The intervention learning has upon the emerging experience of emotion is not limitless; the processes that constitute core affect are linked to how the body is extremely likely to typify its own sensations/state; the body is predisposed to some emotions and responses. There are some biological primitives (central pattern generators) that valuation acts improvisationally upon, draws boundaries between, and leverages contextual information to interpret and prescribe what to do upon their (and core affect's) basis.
The way I've written it above may suggest that core affect and valuation are still reactive; they are means for digestion of environmental stimuli, and this always goes stimulus->response or behaviour->feeling. This isn't true; valuation is predictive/prescriptive, and this is fleshed out in some of her later work. In the paper "The Theory of Constructed Emotions", Barrett leverages Bayesian brain ideas about concepts and perception to refine how emotions are predictive/prescriptive, not simply reactive. Emotion is in some regard anticipated behaviour that is expected to be effective and salient in summarising our body's situation (including current task and goals).
I hypothesize that in assembling populations of predictions, each one having some probability of being the best fit to the current circumstances (i.e., Bayesian priors), the brain is constructing concepts (Barrett, 2017) or what Barsalou refers to as ‘ad hoc’ concepts (Barsalou, 1983, 2003; Barsalou et al., 2003). In the language of the brain, a concept is a group of distributed ‘patterns’ of activity across some population of neurons.

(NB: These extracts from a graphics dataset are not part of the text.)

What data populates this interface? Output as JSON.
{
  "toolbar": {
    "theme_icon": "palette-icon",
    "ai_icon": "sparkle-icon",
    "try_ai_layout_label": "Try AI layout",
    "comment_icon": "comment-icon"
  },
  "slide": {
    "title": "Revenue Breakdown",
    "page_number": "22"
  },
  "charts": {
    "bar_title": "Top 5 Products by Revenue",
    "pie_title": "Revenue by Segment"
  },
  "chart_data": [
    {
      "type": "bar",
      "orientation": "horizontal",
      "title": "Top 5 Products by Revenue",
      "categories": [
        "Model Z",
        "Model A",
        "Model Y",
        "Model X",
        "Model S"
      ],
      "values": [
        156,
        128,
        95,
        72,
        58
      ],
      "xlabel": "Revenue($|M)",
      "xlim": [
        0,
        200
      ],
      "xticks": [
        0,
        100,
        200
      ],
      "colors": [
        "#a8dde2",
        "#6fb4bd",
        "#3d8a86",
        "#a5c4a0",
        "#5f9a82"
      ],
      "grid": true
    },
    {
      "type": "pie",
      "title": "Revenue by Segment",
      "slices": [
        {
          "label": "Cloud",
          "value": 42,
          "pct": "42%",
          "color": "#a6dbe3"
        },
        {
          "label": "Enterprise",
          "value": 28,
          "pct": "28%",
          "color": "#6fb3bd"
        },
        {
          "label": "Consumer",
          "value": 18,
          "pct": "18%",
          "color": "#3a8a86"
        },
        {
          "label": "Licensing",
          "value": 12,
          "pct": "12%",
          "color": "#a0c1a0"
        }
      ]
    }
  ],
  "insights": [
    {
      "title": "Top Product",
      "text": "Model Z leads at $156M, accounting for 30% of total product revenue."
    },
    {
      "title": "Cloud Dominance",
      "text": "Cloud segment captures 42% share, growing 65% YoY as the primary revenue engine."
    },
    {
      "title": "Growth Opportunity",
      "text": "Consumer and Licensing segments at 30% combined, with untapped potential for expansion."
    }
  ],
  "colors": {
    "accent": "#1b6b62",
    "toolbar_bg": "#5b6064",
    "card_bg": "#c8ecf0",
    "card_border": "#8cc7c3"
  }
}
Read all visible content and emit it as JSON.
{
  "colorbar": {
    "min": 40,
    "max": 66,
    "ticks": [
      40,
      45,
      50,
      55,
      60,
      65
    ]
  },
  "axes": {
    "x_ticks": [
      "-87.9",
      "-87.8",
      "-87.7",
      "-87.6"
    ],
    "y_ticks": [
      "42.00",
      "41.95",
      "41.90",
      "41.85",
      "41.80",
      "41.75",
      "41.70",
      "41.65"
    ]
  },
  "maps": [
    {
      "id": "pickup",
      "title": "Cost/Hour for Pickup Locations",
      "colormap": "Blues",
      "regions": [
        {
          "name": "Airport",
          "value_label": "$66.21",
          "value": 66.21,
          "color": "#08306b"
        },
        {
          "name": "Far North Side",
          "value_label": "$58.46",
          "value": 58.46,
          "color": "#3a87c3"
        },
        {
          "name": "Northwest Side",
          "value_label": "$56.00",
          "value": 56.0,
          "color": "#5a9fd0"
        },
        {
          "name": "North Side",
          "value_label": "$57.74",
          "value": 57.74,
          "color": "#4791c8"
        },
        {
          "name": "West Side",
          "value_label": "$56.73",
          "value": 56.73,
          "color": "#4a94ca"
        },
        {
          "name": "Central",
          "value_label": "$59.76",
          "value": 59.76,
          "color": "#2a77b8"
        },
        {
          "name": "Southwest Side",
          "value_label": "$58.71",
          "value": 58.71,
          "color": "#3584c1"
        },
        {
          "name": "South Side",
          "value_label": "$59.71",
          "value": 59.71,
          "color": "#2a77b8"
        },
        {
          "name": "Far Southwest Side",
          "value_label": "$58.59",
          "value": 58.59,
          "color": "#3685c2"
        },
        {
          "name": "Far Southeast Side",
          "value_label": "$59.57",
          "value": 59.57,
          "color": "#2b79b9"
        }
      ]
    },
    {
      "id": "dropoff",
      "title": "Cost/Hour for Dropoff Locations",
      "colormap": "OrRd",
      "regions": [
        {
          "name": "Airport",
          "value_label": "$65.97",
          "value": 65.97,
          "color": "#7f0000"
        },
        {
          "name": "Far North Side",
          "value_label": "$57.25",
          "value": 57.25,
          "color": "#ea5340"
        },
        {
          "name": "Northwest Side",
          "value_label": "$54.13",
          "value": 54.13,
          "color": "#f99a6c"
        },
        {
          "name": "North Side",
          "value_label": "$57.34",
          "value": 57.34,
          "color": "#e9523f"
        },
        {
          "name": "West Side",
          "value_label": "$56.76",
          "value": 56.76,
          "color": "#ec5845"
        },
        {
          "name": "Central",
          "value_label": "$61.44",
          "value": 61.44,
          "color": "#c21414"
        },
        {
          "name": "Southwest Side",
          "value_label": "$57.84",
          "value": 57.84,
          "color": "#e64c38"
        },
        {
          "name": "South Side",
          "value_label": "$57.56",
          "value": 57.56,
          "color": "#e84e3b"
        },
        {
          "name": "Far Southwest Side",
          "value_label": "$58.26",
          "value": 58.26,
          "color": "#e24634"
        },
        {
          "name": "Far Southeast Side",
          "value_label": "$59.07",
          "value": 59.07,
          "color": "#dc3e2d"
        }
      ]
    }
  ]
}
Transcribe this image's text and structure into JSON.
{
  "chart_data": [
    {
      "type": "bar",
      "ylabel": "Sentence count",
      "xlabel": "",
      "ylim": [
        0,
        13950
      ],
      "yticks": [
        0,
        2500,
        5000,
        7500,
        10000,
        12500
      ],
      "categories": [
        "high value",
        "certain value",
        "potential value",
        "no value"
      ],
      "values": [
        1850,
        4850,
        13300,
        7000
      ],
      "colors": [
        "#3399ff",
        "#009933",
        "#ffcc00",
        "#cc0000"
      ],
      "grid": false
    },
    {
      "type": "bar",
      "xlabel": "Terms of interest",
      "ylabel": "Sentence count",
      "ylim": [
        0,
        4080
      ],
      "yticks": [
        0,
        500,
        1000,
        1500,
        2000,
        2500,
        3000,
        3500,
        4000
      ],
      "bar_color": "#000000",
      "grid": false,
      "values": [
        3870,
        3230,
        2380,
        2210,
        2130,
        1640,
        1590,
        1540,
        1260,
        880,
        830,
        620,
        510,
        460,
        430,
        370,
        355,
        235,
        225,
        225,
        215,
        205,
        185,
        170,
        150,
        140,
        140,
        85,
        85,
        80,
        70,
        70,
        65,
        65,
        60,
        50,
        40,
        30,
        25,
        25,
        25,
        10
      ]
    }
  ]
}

Valuation becomes a patterning of core affect(s); patterning is always going on in the emerging experience of emotion, so it modulates emotion; emotions are a "what's now? what's next" rather than just a "this just happened", and "this just happened" is part of informing "what's now? what next?".
As Barrett puts it:
A brain can be thought of as running an internal model that controls central pattern generators in the service of allostasis (for more on pattern generators, see Burrows, 1996; Sterling and Laughlin, 2015; Swanson, 2000). An internal model runs on past experiences, implemented as concepts. A concept is a collection of embodied, whole brain representations that predict what is about to happen in the sensory environment, what the best action is to deal with impending events, and their consequences for allostasis (the latter is made available to consciousness as affect). Unpredicted information (i.e. prediction error) is encoded and consolidated whenever it is predicted to result in a physiological change in state of perceiver (i.e. whenever it impacts allostasis). Once prediction error is minimized, a prediction becomes a perception or an experience. In doing so, the prediction explains the cause of sensory events and directs action; i.e. it categorizes the sensory event. In this way, the brain uses past experience to construct a categorization [a situated conceptualization; (Barsalou, 1999; Barsalou et al., 2003; Barrett, 2006b; Barrett et al., 2015)] that best fits the situation to guide action. The brain continually constructs concepts and creates categories to identify what the sensory inputs are, infers a causal explanation for what caused them, and drives action plans for what to do about them. When the internal model creates an emotion concept, the eventual categorization results in an instance of emotion.